De même, avec 3,1 %, le taux de chômage des femmes rurales reste faible par rapport aux femmes citadines (25 %) et à l’ensemble des femmes à l’échelle nationale (14 %). Par branche d’activité économique, la féminisation de l’emploi en milieu rural prend de l’importance dans les deux secteurs de « l’agriculture, forêts et pêche » et  de « l’artisanat », avec un taux de 35,4 % et de 22 % respectivement.
En outre, malgré le recul observé de la pauvreté au Maroc, ce phénomène, dans sa forme monétaire, touche davantage les femmes rurales que les femmes citadines, avec respectivement un taux de 25,3 % et 7,5 % en 2001 et de 9,5 % et 1,7 % en 2014 (pour l’ensemble des femmes, ce taux est passé de 15,2  % en 2001 à 9,2 % en 2007, pour se situer à moins de 5% en 2014).
De même, si la vulnérabilité a enregistré une baisse importante durant la période 2001-2014, la situation des femmes rurales reste plus vulnérable, avec un taux de 19,4 % en 2014 comparé au taux de 7,8 % pour les femmes citadines et de 12,4 % pour l’ensemble des femmes au Maroc.

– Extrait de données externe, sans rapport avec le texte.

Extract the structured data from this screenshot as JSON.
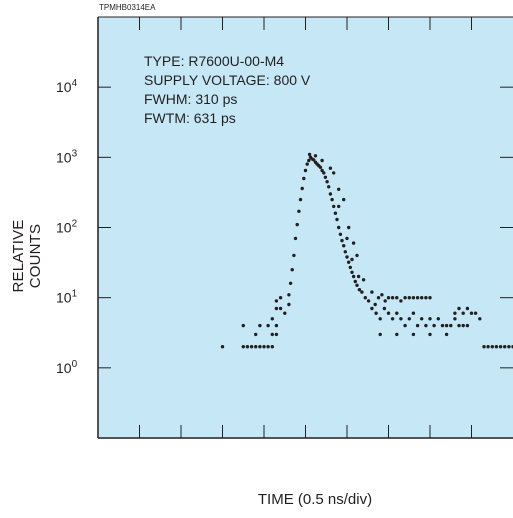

Que faire donc pour pallier cette situation ? Prendre les recommandations d’Oxfam pour argent comptant et les mettre en application après les avoir adaptées au contexte marocain ? Il en est au moins une qui transcende toutes les autres et qui pourrait cadrer à merveille avec notre situation au cas où nous aurions la volonté politique et l’engagement qu’il faut.
L’extrême richesse étant, en fait, symptomatique d’un système économique défaillant, des mesures doivent, en effet, être prises avec diligence pour combler radicalement le fossé entre les riches et le reste de la société et privilégier le bien-être de l’ensemble des citoyens. Ce qui induit la mise à contribution des grandes fortunes, une taxation plus juste des hauts revenus, la sanction de l’évasion fiscale et de l’enrichissement illicite.